BACKGROUND: This study examined the ability of cryopreserved whole ovine ovaries to resume function in vivo following autotransplantation. METHODS: Swaledale ewes had their left ovaries removed and either perfused but not cryopreserved (n = 4; control), or perfused and cryopreserved (n = 8; cryopreserved) before autotransplantation sub-cutaneously to the neck by microvascular anastomosis. Right ovaries were removed and fixed as non-grafted controls. Weekly jugular venous blood samples were analysed for plasma FSH, LH, inhibin A and progesterone levels, grafts were scanned transdermally and oestrus was detected. Vascular patency was assessed post-mortem and follicle populations were measured in recovered tissue. RESULTS: Immediate vascular patency was achieved in all ewes and maintained in 7/8 cryopreserved and 3/4 control grafts. Functional corpora lutea were identified in three ewes (one control; two cryopreserved) 18-25 weeks after grafting. Inhibin A levels indicated resumption of follicular development in four cryopreserved and one control ewes, however, castrate gonadotrophin levels persisted in five cryopreserved and two control ewes. Primordial follicle density was reduced following grafting in both cryopreserved and non-frozen ovaries (P < 0.001). CONCLUSIONS: In conclusion, these results demonstrate successful partial restoration of ovarian function following cryopreservation of the whole ovary and vascular pedicle in a large monovulatory species. The inability to restore full ovarian function was related to loss of primordial follicles rather than vascular patency in both frozen and fresh tissue, suggesting that factors associated with cannulation and perfusion may contribute to this depletion. Further work is therefore needed to elucidate these factors before the procedure could be considered a viable option for fertility preservation.

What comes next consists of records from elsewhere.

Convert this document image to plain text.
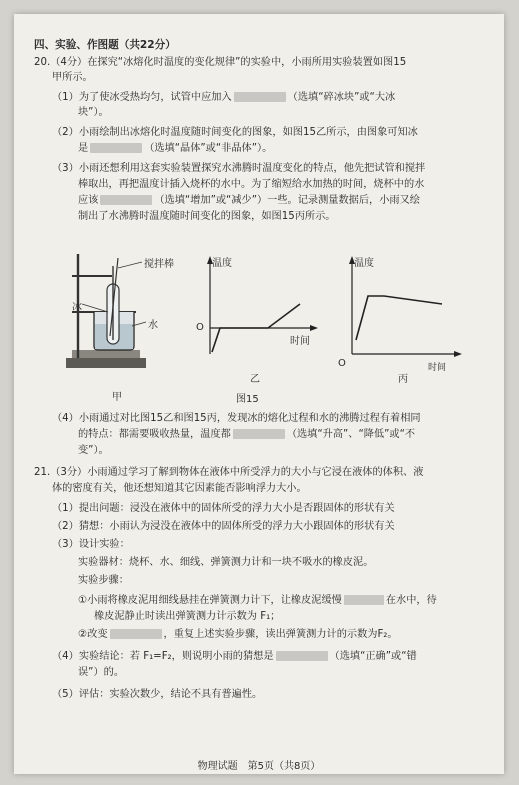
四、实验、作图题（共22分）
20.（4分）在探究“冰熔化时温度的变化规律”的实验中，小雨所用实验装置如图15
甲所示。
（1）为了使冰受热均匀，试管中应加入	（选填“碎冰块”或“大冰
块”）。
（2）小雨绘制出冰熔化时温度随时间变化的图象，如图15乙所示，由图象可知冰
是	（选填“晶体”或“非晶体”）。
（3）小雨还想利用这套实验装置探究水沸腾时温度变化的特点，他先把试管和搅拌
棒取出，再把温度计插入烧杯的水中。为了缩短给水加热的时间，烧杯中的水
应该	（选填“增加”或“减少”）一些。记录测量数据后，小雨又绘
制出了水沸腾时温度随时间变化的图象，如图15丙所示。
搅拌棒
冰
水
甲
温度
O
时间
乙
温度
O	时间
丙
图15
（4）小雨通过对比图15乙和图15丙，发现冰的熔化过程和水的沸腾过程有着相同
的特点：都需要吸收热量，温度都	（选填“升高”、“降低”或“不
变”）。
21.（3分）小雨通过学习了解到物体在液体中所受浮力的大小与它浸在液体的体积、液
体的密度有关，他还想知道其它因素能否影响浮力大小。
（1）提出问题：浸没在液体中的固体所受的浮力大小是否跟固体的形状有关
（2）猜想：小雨认为浸没在液体中的固体所受的浮力大小跟固体的形状有关
（3）设计实验：
实验器材：烧杯、水、细线、弹簧测力计和一块不吸水的橡皮泥。
实验步骤：
①小雨将橡皮泥用细线悬挂在弹簧测力计下，让橡皮泥缓慢	在水中，待
橡皮泥静止时读出弹簧测力计示数为 F₁；
②改变	，重复上述实验步骤，读出弹簧测力计的示数为F₂。
（4）实验结论：若 F₁=F₂，则说明小雨的猜想是	（选填“正确”或“错
误”）的。
（5）评估：实验次数少，结论不具有普遍性。
物理试题　第5页（共8页）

Ovarian tissue viability following whole ovine ovary cryopreservation: assessing the effects of sphingosine-1-phosphate inclusion.

BACKGROUND: Cryopreservation is hypothesized to result in apoptosis, contributing to stromal damage and follicle loss in ovarian tissue. This study investigated tissue viability following whole ovine ovary cryopreservation and examined the effects of the anti-apoptotic agent sphingosine-1-phosphate (S-1-P) on ovarian cryopreservation efficiency. METHODS: Whole ovine ovaries were cryoperfused and subjected to slow-freeze, rapid-thaw cryopreservation before a range of functional viability tests were performed. The effects of 20 micromol(-1) S-1-P, in the cryopreservation media, were then assessed against a control cryopreservation media and non-frozen tissue. RESULTS: Granulosa cell viability (assessed by trypan blue) was not significantly affected, however, Ki67 expression, indicative of cellular proliferation, was reduced following cryopreservation (P< 0.05). Following S-1-P supplementation, granulosa cell viability was not affected by either cryopreservation or S-1-P inclusion. Bromodeoxyuridine uptake, demonstrating DNA synthesis, was seen in both cryopreserved and fresh cortical tissue and the viability stain, 5(6)carboxyfluorescein diacetate succinimidyl ester, showed many viable small follicles. Cryopreservation increased arterial endothelial disruption (P< 0.01), but not internal elastic lamina rupture or venous damage. However, S-1-P supplementation did not improve ovarian or vascular tissue survival. CONCLUSIONS: These results are encouraging for whole ovary cryopreservation, demonstrating maintained cell viability, however, they do not support S-1-P inclusion at this concentration to improve tissue viability following cryopreservation.